We can use more CTE clauses and handle this still in one go:

WITH
  deleted_a AS (
    DELETE FROM table_a
    WHERE
      last_modified < now () - interval '1 year' RETURNING *
  ),
  deleted_b AS (
    DELETE FROM table_b
    WHERE
      last_modified < now () - interval '1 year' RETURNING *
  ),
  deleted_c AS (
    DELETE FROM table_c
    WHERE
      last_modified < now () - interval '1 year' RETURNING *
  )
INSERT INTO
  archive
SELECT
  'table_a',
  *
FROM
  deleted_a
UNION ALL
SELECT
  'table_b',
  *
FROM
  deleted_b
UNION ALL
SELECT
  'table_c',
  *
FROM
  deleted_c;

Since our INSERT statement includes all of the DELETE clauses, we will be pulling in all of the rows that were deleted from each of them and inserting them into a single table.

Update

This also works for UPDATE as well.
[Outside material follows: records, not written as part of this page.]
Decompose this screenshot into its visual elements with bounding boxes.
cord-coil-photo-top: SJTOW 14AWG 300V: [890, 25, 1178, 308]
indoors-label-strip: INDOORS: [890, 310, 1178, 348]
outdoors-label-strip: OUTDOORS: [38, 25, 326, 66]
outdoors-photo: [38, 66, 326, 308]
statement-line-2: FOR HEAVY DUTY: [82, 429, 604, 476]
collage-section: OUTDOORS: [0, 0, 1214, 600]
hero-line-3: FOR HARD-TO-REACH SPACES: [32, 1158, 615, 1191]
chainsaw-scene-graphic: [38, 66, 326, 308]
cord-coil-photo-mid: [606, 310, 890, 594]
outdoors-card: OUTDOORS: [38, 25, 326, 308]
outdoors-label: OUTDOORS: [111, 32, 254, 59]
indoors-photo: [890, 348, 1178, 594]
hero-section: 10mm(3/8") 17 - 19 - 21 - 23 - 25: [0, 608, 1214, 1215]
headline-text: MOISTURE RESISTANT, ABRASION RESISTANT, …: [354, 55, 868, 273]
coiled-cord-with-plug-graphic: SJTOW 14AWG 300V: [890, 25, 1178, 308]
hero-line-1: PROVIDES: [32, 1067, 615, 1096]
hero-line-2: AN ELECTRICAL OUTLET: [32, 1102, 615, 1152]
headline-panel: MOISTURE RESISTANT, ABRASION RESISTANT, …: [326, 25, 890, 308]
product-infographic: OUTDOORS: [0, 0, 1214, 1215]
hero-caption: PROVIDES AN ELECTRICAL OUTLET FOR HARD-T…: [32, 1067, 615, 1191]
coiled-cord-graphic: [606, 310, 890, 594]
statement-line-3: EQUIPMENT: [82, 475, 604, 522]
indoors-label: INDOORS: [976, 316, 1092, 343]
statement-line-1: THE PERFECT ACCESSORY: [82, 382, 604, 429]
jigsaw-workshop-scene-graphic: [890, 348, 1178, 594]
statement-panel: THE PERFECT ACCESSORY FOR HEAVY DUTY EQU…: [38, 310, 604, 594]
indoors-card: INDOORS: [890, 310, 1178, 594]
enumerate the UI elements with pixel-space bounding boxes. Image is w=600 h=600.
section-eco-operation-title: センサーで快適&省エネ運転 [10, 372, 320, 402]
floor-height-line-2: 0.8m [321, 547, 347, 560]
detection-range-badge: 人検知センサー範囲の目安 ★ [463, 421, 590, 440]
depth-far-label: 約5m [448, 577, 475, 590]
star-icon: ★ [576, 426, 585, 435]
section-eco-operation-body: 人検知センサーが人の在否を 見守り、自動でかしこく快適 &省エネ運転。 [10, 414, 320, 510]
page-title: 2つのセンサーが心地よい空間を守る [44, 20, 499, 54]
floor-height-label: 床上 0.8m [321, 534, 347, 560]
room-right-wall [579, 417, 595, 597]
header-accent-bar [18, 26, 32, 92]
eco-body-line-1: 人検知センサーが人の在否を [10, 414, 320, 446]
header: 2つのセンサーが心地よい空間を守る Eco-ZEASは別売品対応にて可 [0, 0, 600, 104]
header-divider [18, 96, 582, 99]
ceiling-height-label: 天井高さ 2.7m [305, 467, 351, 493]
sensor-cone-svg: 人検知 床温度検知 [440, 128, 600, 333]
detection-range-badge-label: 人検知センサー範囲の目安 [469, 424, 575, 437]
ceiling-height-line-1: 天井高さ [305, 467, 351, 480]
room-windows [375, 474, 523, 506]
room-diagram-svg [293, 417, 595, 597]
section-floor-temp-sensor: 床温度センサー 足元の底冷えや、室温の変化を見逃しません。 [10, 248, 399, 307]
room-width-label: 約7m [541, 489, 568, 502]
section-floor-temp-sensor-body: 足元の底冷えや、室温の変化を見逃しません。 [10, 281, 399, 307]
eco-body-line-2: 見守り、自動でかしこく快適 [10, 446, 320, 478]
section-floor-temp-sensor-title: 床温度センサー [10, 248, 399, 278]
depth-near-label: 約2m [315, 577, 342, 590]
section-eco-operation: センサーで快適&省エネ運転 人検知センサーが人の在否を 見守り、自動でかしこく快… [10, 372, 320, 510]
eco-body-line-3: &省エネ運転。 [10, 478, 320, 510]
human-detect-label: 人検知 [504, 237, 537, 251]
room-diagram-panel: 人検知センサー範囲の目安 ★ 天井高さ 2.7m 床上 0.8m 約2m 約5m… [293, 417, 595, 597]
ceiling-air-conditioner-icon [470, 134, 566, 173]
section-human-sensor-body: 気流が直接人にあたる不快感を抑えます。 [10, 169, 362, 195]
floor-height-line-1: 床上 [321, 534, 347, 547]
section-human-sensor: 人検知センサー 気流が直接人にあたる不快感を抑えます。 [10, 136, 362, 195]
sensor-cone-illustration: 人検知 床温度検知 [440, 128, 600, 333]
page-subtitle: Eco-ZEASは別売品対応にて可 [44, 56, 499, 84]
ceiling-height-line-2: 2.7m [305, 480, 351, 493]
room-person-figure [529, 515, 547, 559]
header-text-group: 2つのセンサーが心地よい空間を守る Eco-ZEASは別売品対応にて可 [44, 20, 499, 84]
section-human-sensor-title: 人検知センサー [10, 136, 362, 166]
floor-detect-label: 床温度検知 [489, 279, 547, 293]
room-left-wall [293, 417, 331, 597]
UPDATE RETURNING will return the contents of the modified row, so we could simplify some logic to handle some more complex cases in a single query, for instance:

WITH
  target_accounts AS (
    SELECT
      id
    FROM
      accounts
    WHERE
      type = 'savings'
  ),
  balance_update AS (
    UPDATE balances
    SET
      amount = amount + 100
    FROM
      target_accounts
    WHERE
      account_id = target_accounts.id RETURNING *
  )
INSERT INTO
  awards (account_id, award)
SELECT
  account_id,
  'met savings goal'
FROM
  balance_update
WHERE
  amount >= 1000;

Partitioning

CTEs can be used to do more complicated things, like split up a table for partitioning:

WITH
  source_rows AS (
    DELETE FROM movies_unsorted RETURNING *
  ),
  action_movie_rows AS (
    INSERT INTO
      action_movies
    SELECT
      *
    FROM
      source_rows
    WHERE
      category = 'action' RETURNING id
  ),
  comedy_movie_rows AS (
    INSERT INTO
      comedy_movies
    SELECT
      *
    FROM
      source_rows
    WHERE
      category = 'comedy' RETURNING id
  ),
  romance_movie_rows AS (
    INSERT INTO
      romance_movies
    SELECT
      *
    FROM
      source_rows
    WHERE
      category = 'romance' RETURNING id
  ),
  horror_movie_rows AS (
    INSERT INTO
      horror_movies
    SELECT
      *
    FROM
      source_rows
    WHERE
      category = 'horror' RETURNING id
  )
INSERT INTO
  other_movies
SELECT
  *
FROM
  source_rows
WHERE
  id NOT IN (
    SELECT
      id
    FROM
      action_movie_rows
    UNION ALL
    SELECT
      id
    FROM
      comedy_movie_rows
    UNION ALL
    SELECT
      id
    FROM
      romance_movie_rows
    UNION ALL
    SELECT
      id
    FROM
      horror_movie_rows
  );

With this example, we delete our source rows for all of the movie data in “movies_unsorted”, then use multiple CTE clauses to categorize the data into the appropriate movie type, inserting in the partition that corresponds to the movies type that we’ve determined with our query, with a final catch-all that both serves to provide a way to insert any non-classified data as well as force the evaluation of the underlying CTEs (so in fact perform the INSERT into the appropriate tables).

Summary

CTEs are an important part of your toolkit and can be used for data manipulations and more complex tuple routing. Being able to name individual query pieces - including data manipulating ones like INSERT, UPDATE, or DELETE - and treating as an independent tuple source unlocks a lot of power and can be a source of creativity and problem solving.